The problems of having *one* event handler for all values of each type
led us to move from fallbacks to metatables. See section 6.8 of our HOPL
paper: http://www.lua.org/doc/hopl.pdf

Has the following been considered: that the implementation first checks whether a table _itself_ holds a "metafield", before checking a possible mt? This would allow 2 options:
* individual table elements of a prog to have proper behaviour w/o needing a mt
  example: customize the display of a table 'present_time'
* tables with a common mt used as custom type to still be specialisable
example: among specimens of 'Point', a few show in a distinct manner (each proper)

This would also make some things easier.

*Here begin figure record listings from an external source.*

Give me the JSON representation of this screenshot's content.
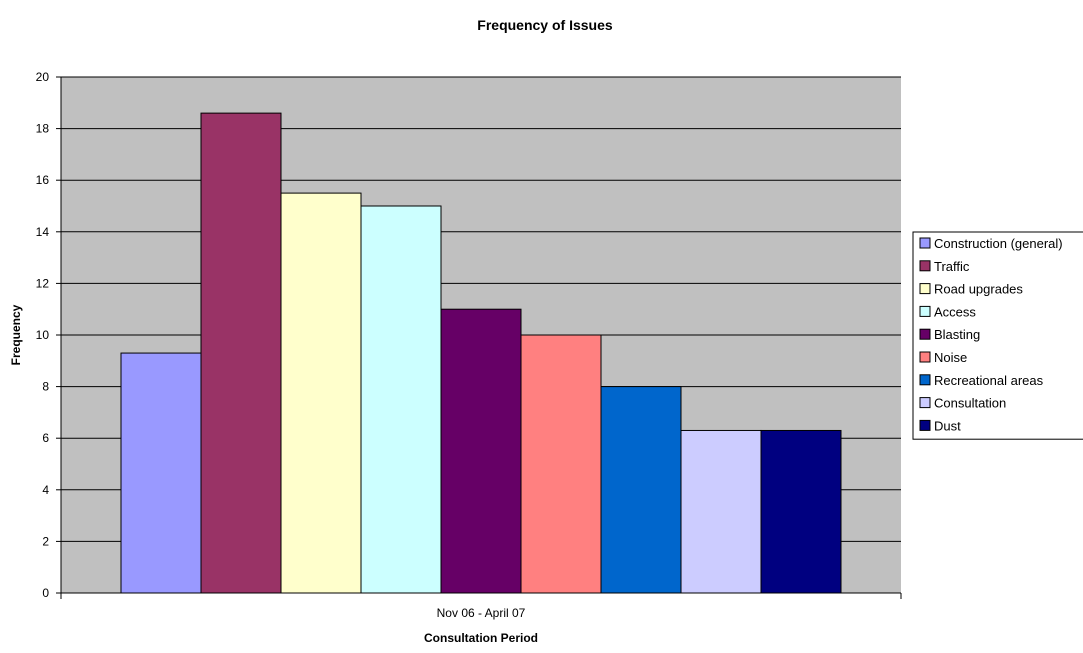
{
  "chart_data": {
    "type": "bar",
    "title": "Frequency of Issues",
    "xlabel": "Consultation Period",
    "ylabel": "Frequency",
    "categories": [
      "Nov 06 - April 07"
    ],
    "ylim": [
      0,
      20
    ],
    "yticks": [
      0,
      2,
      4,
      6,
      8,
      10,
      12,
      14,
      16,
      18,
      20
    ],
    "grid": true,
    "legend_position": "right",
    "plot_background": "#c0c0c0",
    "series": [
      {
        "name": "Construction (general)",
        "values": [
          9.3
        ],
        "color": "#9999ff"
      },
      {
        "name": "Traffic",
        "values": [
          18.6
        ],
        "color": "#993366"
      },
      {
        "name": "Road upgrades",
        "values": [
          15.5
        ],
        "color": "#ffffcc"
      },
      {
        "name": "Access",
        "values": [
          15
        ],
        "color": "#ccffff"
      },
      {
        "name": "Blasting",
        "values": [
          11
        ],
        "color": "#660066"
      },
      {
        "name": "Noise",
        "values": [
          10
        ],
        "color": "#ff8080"
      },
      {
        "name": "Recreational areas",
        "values": [
          8
        ],
        "color": "#0066cc"
      },
      {
        "name": "Consultation",
        "values": [
          6.3
        ],
        "color": "#ccccff"
      },
      {
        "name": "Dust",
        "values": [
          6.3
        ],
        "color": "#000080"
      }
    ]
  }
}
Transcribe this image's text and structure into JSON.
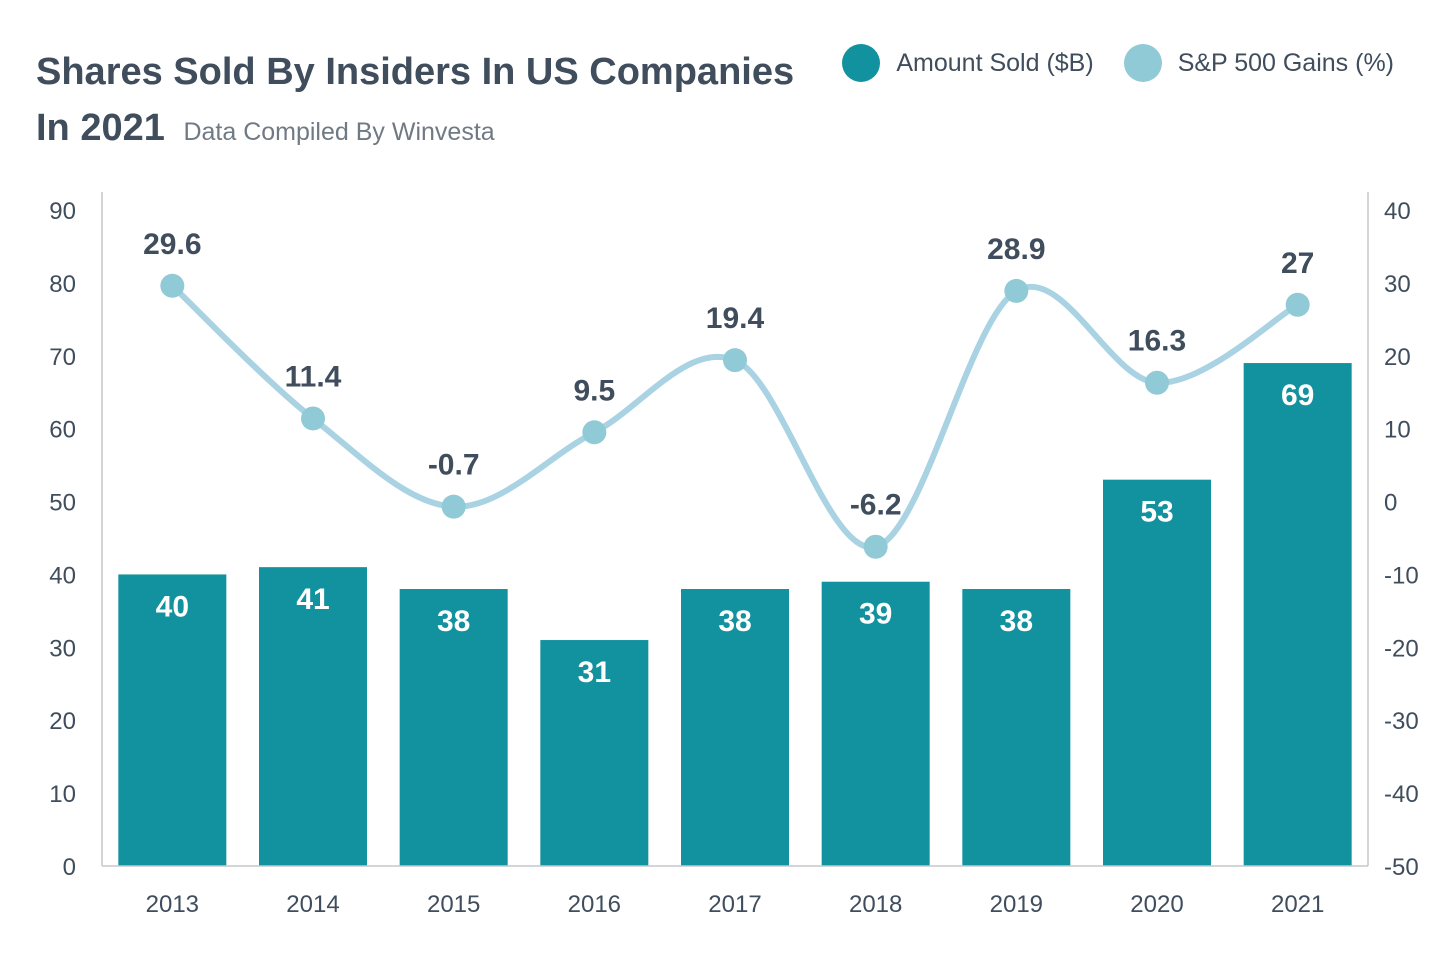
{
  "header": {
    "title": "Shares Sold By Insiders In US Companies In 2021",
    "subtitle": "Data Compiled By Winvesta"
  },
  "legend": {
    "bars_label": "Amount Sold ($B)",
    "line_label": "S&P 500 Gains (%)"
  },
  "colors": {
    "bar": "#12919e",
    "line": "#a9d2e3",
    "marker": "#8fcad6",
    "text": "#3f4d5c",
    "axis": "#c4c8cc"
  },
  "chart_data": {
    "type": "bar",
    "categories": [
      "2013",
      "2014",
      "2015",
      "2016",
      "2017",
      "2018",
      "2019",
      "2020",
      "2021"
    ],
    "series": [
      {
        "name": "Amount Sold ($B)",
        "type": "bar",
        "axis": "left",
        "values": [
          40,
          41,
          38,
          31,
          38,
          39,
          38,
          53,
          69
        ]
      },
      {
        "name": "S&P 500 Gains (%)",
        "type": "line",
        "axis": "right",
        "values": [
          29.6,
          11.4,
          -0.7,
          9.5,
          19.4,
          -6.2,
          28.9,
          16.3,
          27
        ]
      }
    ],
    "y_left": {
      "min": 0,
      "max": 90,
      "ticks": [
        0,
        10,
        20,
        30,
        40,
        50,
        60,
        70,
        80,
        90
      ]
    },
    "y_right": {
      "min": -50,
      "max": 40,
      "ticks": [
        -50,
        -40,
        -30,
        -20,
        -10,
        0,
        10,
        20,
        30,
        40
      ]
    },
    "title": "Shares Sold By Insiders In US Companies In 2021",
    "subtitle": "Data Compiled By Winvesta",
    "legend_position": "top-right",
    "grid": false
  }
}
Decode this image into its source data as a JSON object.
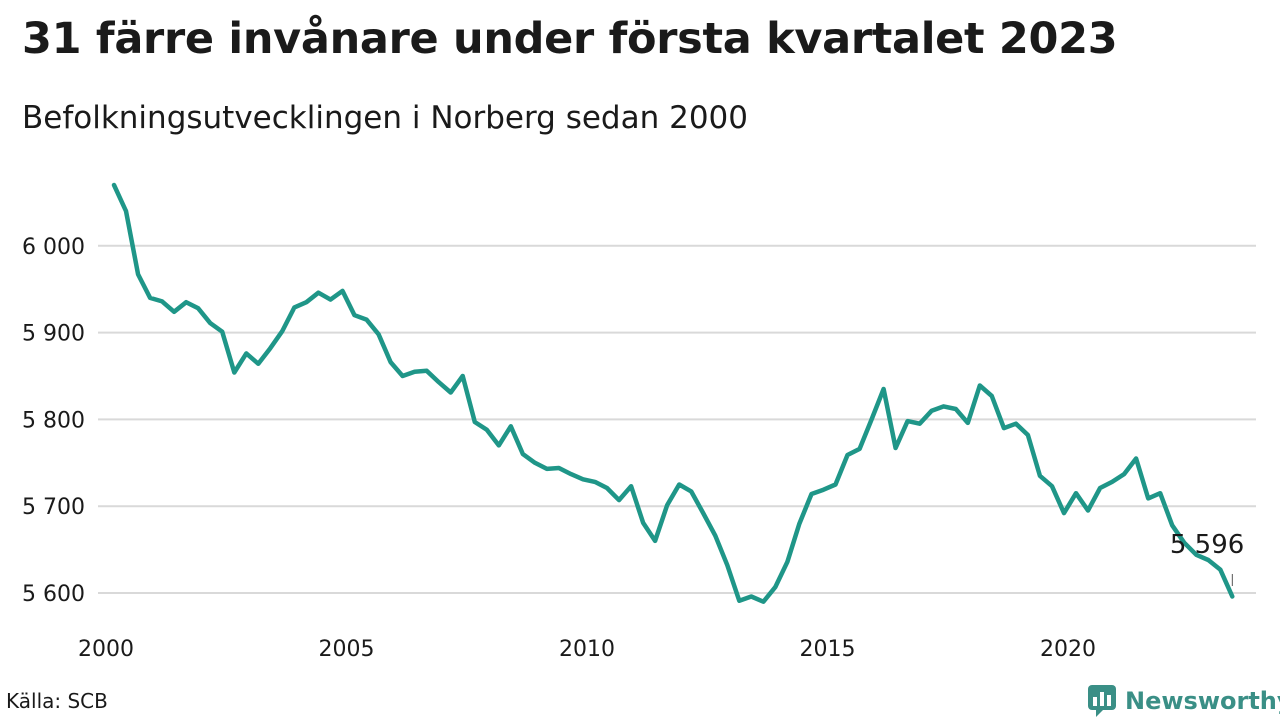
{
  "title": "31 färre invånare under första kvartalet 2023",
  "subtitle": "Befolkningsutvecklingen i Norberg sedan 2000",
  "source": "Källa: SCB",
  "brand": "Newsworthy",
  "colors": {
    "line": "#1f9688",
    "grid": "#d9d9d9",
    "brand": "#3a8f86"
  },
  "chart_data": {
    "type": "line",
    "title": "31 färre invånare under första kvartalet 2023",
    "subtitle": "Befolkningsutvecklingen i Norberg sedan 2000",
    "xlabel": "",
    "ylabel": "",
    "x_ticks": [
      2000,
      2005,
      2010,
      2015,
      2020
    ],
    "y_ticks": [
      5600,
      5700,
      5800,
      5900,
      6000
    ],
    "y_tick_labels": [
      "5 600",
      "5 700",
      "5 800",
      "5 900",
      "6 000"
    ],
    "xlim": [
      2000,
      2023.25
    ],
    "ylim": [
      5585,
      6080
    ],
    "grid": "horizontal",
    "legend": "none",
    "end_label": "5 596",
    "series": [
      {
        "x": [
          2000.0,
          2000.25,
          2000.5,
          2000.75,
          2001.0,
          2001.25,
          2001.5,
          2001.75,
          2002.0,
          2002.25,
          2002.5,
          2002.75,
          2003.0,
          2003.25,
          2003.5,
          2003.75,
          2004.0,
          2004.25,
          2004.5,
          2004.75,
          2005.0,
          2005.25,
          2005.5,
          2005.75,
          2006.0,
          2006.25,
          2006.5,
          2006.75,
          2007.0,
          2007.25,
          2007.5,
          2007.75,
          2008.0,
          2008.25,
          2008.5,
          2008.75,
          2009.0,
          2009.25,
          2009.5,
          2009.75,
          2010.0,
          2010.25,
          2010.5,
          2010.75,
          2011.0,
          2011.25,
          2011.5,
          2011.75,
          2012.0,
          2012.25,
          2012.5,
          2012.75,
          2013.0,
          2013.25,
          2013.5,
          2013.75,
          2014.0,
          2014.25,
          2014.5,
          2014.75,
          2015.0,
          2015.25,
          2015.5,
          2015.75,
          2016.0,
          2016.25,
          2016.5,
          2016.75,
          2017.0,
          2017.25,
          2017.5,
          2017.75,
          2018.0,
          2018.25,
          2018.5,
          2018.75,
          2019.0,
          2019.25,
          2019.5,
          2019.75,
          2020.0,
          2020.25,
          2020.5,
          2020.75,
          2021.0,
          2021.25,
          2021.5,
          2021.75,
          2022.0,
          2022.25,
          2022.5,
          2022.75,
          2023.0,
          2023.25
        ],
        "y": [
          6070,
          6040,
          5967,
          5940,
          5936,
          5924,
          5935,
          5928,
          5911,
          5901,
          5854,
          5876,
          5864,
          5882,
          5902,
          5929,
          5935,
          5946,
          5938,
          5948,
          5920,
          5915,
          5898,
          5866,
          5850,
          5855,
          5856,
          5843,
          5831,
          5850,
          5797,
          5788,
          5770,
          5792,
          5760,
          5750,
          5743,
          5744,
          5737,
          5731,
          5728,
          5721,
          5707,
          5723,
          5681,
          5660,
          5701,
          5725,
          5717,
          5692,
          5666,
          5632,
          5591,
          5596,
          5590,
          5607,
          5636,
          5680,
          5714,
          5719,
          5725,
          5759,
          5766,
          5800,
          5835,
          5767,
          5798,
          5795,
          5810,
          5815,
          5812,
          5796,
          5839,
          5827,
          5790,
          5795,
          5782,
          5735,
          5723,
          5692,
          5715,
          5695,
          5721,
          5728,
          5737,
          5755,
          5709,
          5715,
          5678,
          5658,
          5644,
          5638,
          5627,
          5596
        ]
      }
    ]
  }
}
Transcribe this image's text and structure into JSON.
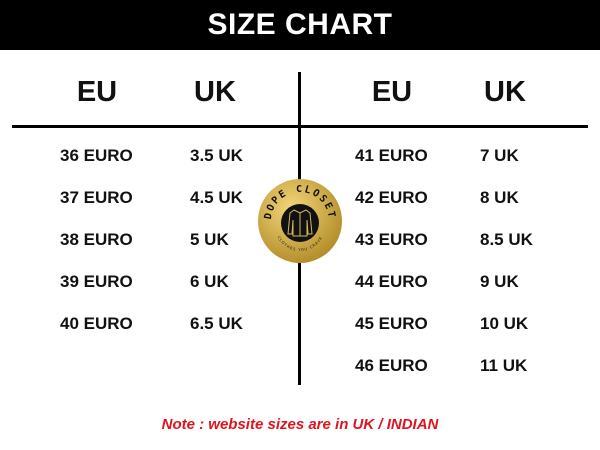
{
  "title": "SIZE CHART",
  "headers": {
    "left_eu": "EU",
    "left_uk": "UK",
    "right_eu": "EU",
    "right_uk": "UK"
  },
  "left_rows": [
    {
      "eu": "36 EURO",
      "uk": "3.5 UK"
    },
    {
      "eu": "37 EURO",
      "uk": "4.5 UK"
    },
    {
      "eu": "38 EURO",
      "uk": "5 UK"
    },
    {
      "eu": "39 EURO",
      "uk": "6 UK"
    },
    {
      "eu": "40 EURO",
      "uk": "6.5 UK"
    }
  ],
  "right_rows": [
    {
      "eu": "41 EURO",
      "uk": "7 UK"
    },
    {
      "eu": "42 EURO",
      "uk": "8 UK"
    },
    {
      "eu": "43 EURO",
      "uk": "8.5 UK"
    },
    {
      "eu": "44 EURO",
      "uk": "9 UK"
    },
    {
      "eu": "45 EURO",
      "uk": "10 UK"
    },
    {
      "eu": "46 EURO",
      "uk": "11 UK"
    }
  ],
  "logo": {
    "brand": "DOPE CLOSET",
    "tagline": "CLOTHES YOU CRAVE",
    "icon": "shirt-icon",
    "colors": {
      "gold": "#c9a53a",
      "dark": "#111111"
    }
  },
  "note": "Note : website sizes are in UK / INDIAN",
  "colors": {
    "note": "#e0141e",
    "header_bg": "#000000"
  }
}
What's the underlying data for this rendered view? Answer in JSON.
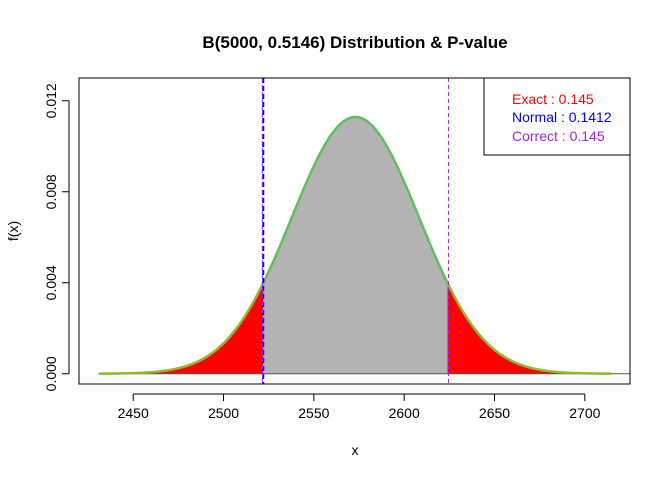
{
  "chart_data": {
    "type": "area",
    "title": "B(5000, 0.5146) Distribution & P-value",
    "xlabel": "x",
    "ylabel": "f(x)",
    "distribution": {
      "n": 5000,
      "p": 0.5146
    },
    "xlim": [
      2420,
      2725
    ],
    "ylim": [
      -0.00045,
      0.013
    ],
    "x_ticks": [
      2450,
      2500,
      2550,
      2600,
      2650,
      2700
    ],
    "y_ticks": [
      0.0,
      0.004,
      0.008,
      0.012
    ],
    "y_tick_labels": [
      "0.000",
      "0.004",
      "0.008",
      "0.012"
    ],
    "x_range": [
      2431,
      2715
    ],
    "critical_lines": {
      "lower": 2522,
      "upper": 2624
    },
    "normal_lines": {
      "lower": 2521.5,
      "upper": 2624.5
    },
    "regions": {
      "left_tail": [
        2431,
        2522
      ],
      "middle": [
        2522,
        2624
      ],
      "right_tail": [
        2624,
        2715
      ]
    },
    "legend": {
      "position": "top-right",
      "entries": [
        {
          "label": "Exact : 0.145",
          "color": "#ff0000"
        },
        {
          "label": "Normal : 0.1412",
          "color": "#0000ff"
        },
        {
          "label": "Correct : 0.145",
          "color": "#a020f0"
        }
      ]
    },
    "colors": {
      "tail_fill": "#ff0000",
      "middle_fill": "#b3b3b3",
      "pmf_curve": "#5fbf5f",
      "tail_curve": "#c8a800",
      "critical_line": "#0000ff",
      "normal_line": "#a020f0"
    }
  }
}
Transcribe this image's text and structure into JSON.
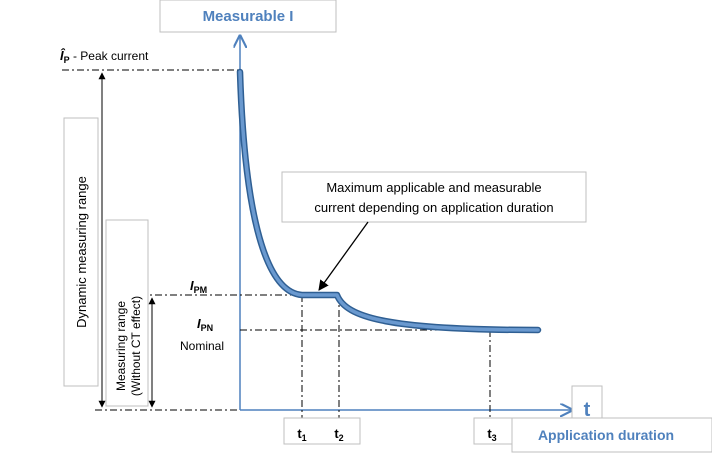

First and mainly, explaining and understanding the feature without too deep meta & abstract reasoning (it's just frightening for many, I guess). Also, meta-meta levels when touching metatypes or other kinds of root objects may be easier to setup [1].

(As an aside, this would also justify the special format of metafield names, else when beeing on proper metatables there is no risk of accidental name clash, imo.)

However, this would make tables special compared to other types (eg strings cannot themselves hold metafields...).

Denis

[1] No meta-meta[-meta]-table... but for this issue, I may miss a point, too. Still, when trying to formalise even the simplest regular custom-type system (also for array-tables or such clearly defined uses of tables) I step on the issue of the root object and its own mt beeing apart, with the occasional "loop in gettable".